Amorevolezza

Amorevolezza

Se la didattica salesiana si imposta a partire dai termini della ragione e si apre alla dimensione religiosa dell’uomo, non può che sposare l’amorevolezza come linguaggio.

Il termine è forse un po’ in disuso e «i salesiani [lo] hanno sempre trovato difficile da tradurre in altre lingue», ma, come ricorda Pietro Stella:

non era raro tra Settecento e prima metà dell’Ottocento. Nel linguaggio di don Bosco assumeva diverse accezioni, a seconda che servisse a indicare affettività ovvero che mirasse a esprimere i contenuti attribuiti all’antropologia del cuore. In quest’ultima prospettiva, entro questa trama di linguaggio, il termine amorevolezza indicava in sostanza l’interrelazione personale, nutrita interiormente e percepita appunto da cuore, manifestata e perciò dimostrata con il proprio comportamento. Don Bosco usava dire ai suoi figli spirituali: «I giovani si accorgano di essere amati»; «studia di farti amare, se vuoi farti temere»

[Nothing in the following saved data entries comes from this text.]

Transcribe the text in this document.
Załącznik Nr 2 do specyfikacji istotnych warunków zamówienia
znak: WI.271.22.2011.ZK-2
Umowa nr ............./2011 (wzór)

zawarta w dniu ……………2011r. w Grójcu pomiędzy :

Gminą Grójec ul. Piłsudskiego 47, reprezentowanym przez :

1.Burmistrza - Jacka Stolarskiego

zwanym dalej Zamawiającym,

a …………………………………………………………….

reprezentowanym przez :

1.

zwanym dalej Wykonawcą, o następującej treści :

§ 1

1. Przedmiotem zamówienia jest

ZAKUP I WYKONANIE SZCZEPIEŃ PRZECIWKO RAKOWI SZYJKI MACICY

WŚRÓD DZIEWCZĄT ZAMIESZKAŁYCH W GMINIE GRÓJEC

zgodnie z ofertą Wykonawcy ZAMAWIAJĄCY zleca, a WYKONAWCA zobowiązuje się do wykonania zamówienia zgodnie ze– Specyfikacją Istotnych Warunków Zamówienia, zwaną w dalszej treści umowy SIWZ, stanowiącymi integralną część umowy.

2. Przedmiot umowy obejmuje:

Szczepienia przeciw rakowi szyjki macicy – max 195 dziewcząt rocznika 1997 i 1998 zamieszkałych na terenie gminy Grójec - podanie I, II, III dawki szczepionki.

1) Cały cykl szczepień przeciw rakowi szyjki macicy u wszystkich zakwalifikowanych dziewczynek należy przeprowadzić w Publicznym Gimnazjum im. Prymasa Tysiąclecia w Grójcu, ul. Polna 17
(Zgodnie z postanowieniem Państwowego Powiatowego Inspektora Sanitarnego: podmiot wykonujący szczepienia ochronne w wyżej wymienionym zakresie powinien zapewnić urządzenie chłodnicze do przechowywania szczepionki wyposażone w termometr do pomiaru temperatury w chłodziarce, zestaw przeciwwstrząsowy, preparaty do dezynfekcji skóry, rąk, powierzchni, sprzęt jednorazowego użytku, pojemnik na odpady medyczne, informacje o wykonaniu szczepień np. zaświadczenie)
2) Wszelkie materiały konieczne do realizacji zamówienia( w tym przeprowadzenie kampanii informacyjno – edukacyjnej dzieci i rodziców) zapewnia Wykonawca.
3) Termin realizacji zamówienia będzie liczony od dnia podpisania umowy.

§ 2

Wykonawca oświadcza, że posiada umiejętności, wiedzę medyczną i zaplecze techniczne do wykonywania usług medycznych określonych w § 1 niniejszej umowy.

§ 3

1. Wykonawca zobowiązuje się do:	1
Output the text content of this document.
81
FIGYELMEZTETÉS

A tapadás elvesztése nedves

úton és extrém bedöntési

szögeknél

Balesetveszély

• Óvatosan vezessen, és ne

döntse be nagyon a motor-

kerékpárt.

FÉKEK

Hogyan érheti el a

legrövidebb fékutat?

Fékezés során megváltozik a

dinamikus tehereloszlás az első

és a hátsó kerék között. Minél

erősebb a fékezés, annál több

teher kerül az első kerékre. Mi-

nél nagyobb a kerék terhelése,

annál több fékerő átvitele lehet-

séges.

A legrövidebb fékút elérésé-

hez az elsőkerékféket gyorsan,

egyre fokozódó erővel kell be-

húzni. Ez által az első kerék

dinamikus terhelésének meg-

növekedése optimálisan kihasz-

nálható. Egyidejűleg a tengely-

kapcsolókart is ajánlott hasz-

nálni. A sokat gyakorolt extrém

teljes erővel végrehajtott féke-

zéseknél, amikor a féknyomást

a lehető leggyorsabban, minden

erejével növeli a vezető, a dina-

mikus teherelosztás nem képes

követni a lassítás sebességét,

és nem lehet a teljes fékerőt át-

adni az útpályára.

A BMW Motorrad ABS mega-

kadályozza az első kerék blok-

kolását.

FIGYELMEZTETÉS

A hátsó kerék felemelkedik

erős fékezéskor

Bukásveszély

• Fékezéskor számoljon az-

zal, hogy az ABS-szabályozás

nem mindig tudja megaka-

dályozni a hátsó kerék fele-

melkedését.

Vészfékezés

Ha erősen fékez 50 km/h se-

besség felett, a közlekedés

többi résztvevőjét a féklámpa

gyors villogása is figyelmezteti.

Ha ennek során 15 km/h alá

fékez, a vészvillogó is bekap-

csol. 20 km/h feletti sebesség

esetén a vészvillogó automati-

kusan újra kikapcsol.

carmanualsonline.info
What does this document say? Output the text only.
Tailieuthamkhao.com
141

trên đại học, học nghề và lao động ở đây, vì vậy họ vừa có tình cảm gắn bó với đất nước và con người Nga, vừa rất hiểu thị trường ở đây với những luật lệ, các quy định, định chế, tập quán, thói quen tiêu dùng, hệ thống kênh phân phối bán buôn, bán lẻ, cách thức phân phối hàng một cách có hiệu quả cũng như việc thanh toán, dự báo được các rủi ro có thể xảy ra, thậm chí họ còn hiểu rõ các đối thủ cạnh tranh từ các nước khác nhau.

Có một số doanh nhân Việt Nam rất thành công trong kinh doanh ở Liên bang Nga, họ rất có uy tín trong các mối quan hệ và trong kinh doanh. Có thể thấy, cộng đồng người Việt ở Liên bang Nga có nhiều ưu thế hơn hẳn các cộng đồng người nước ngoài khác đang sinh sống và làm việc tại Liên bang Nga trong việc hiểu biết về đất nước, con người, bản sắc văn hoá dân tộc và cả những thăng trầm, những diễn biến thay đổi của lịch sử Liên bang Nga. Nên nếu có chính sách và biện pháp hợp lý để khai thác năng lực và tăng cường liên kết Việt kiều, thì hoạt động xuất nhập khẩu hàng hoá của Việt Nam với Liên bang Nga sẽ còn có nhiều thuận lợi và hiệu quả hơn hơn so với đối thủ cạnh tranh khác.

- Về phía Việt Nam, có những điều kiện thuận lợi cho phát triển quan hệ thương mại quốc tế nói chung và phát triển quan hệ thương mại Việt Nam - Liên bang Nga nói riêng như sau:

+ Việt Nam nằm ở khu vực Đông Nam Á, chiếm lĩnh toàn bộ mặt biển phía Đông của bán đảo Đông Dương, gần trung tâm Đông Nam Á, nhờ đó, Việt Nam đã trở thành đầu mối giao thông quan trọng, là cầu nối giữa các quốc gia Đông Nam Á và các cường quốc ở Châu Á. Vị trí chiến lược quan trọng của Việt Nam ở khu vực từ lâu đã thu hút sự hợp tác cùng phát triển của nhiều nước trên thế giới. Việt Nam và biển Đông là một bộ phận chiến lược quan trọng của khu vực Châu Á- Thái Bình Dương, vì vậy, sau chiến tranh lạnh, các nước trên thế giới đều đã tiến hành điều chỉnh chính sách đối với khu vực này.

Il pensiero è tanto semplice quanto dirompente: il rapporto tra docente e alunno deve essere caratterizzato dall’amorevolezza.

Ciò significa che il docente deve manifestare questo sentimento e l’alunno deve sentirsi amato. Anche in classe, anche nei momenti di difficoltà, nelle fatiche, nelle occasioni di rimprovero.

In fondo, la speranza di tutti i genitori nei confronti della scuola si può tradurre in termini elementari: consegnare i propri figli a docenti competenti che proseguano, a loro modo, il rapporto di amore instaurato in famiglia.

Eppure, esistono molte forme di amore. Anche l’esigenza, la richiesta di disciplina, l’intransigenza (i famosi “no che aiutano a crescere”) sono forme di amore. Però don Bosco, con la parola scelta come terzo pilastro del suo sistema, pone tutte le facce dell’amore sotto un’unica luce, quella dell’amorevolezza, appunto. Non si creda si tratti di una tautologia. Si tratta di porre sempre l’accento, anche nei momenti in cui l’attrito tra l’adulto e il ragazzo in evoluzione si esaspera, sulla capacità del docente di manifestare il legame affettivo con l’allievo, in modo che questi continui a sentirsi amato.

Per aprire il ventaglio dei significati di questa parola può bastare il vocabolario. Amorevolezza è dimostrazione continua di interesse, affettuosità, benevolenza, dolcezza, premura, sollecitudine, tenerezza. I modi del docente dovrebbero insomma essere sempre “amabili”.

Viene in mente la mirabile descrizione manzoniana del cardinale Federigo Borromeo, proprio mentre ha il suo incontro con l’Innominato:

L’innominato, ch’era stato come portato lì per forza da una smania inesplicabile, piuttosto che condotto da un determinato disegno, ci stava anche come per forza, straziato da due passioni opposte, quel desiderio e quella speranza confusa di trovare un refrigerio al tormento interno, e dall’altra parte una stizza, una vergogna di venir lì come un pentito, come un sottomesso, come un miserabile, a confessarsi in colpa, a implorare un uomo: e non trovava parole, né quasi ne cercava. Però, alzando gli occhi in viso a quell’uomo, si sentiva sempre più penetrare da un sentimento di venerazione imperioso insieme e soave, che, aumentando la fiducia, mitigava il dispetto, e senza prender l’orgoglio di fronte, l’abbatteva, e, dirò così, gl’imponeva silenzio.

La presenza di Federigo era infatti di quelle che annunziano una superiorità, e la fanno amare. Il portamento era naturalmente composto, e quasi involontariamente maestoso, non incurvato né impigrito punto dagli anni; l’occhio grave e vivace, la fronte serena e pensierosa; con la canizie, nel pallore, tra i segni dell’astinenza, della meditazione, della fatica, una specie di floridezza verginale: tutte le forme del volto indicavano che in altre età, c’era stata quella che più propriamente si chiama bellezza; l’abitudine de’ pensieri solenni e benevoli, la pace interna d’una lunga vita, l’amore degli uomini, la gioia continua d’una speranza ineffabile, vi avevano sostituita una, direi quasi, bellezza senile, che spiccava ancor più in quella magnifica semplicità della porpora.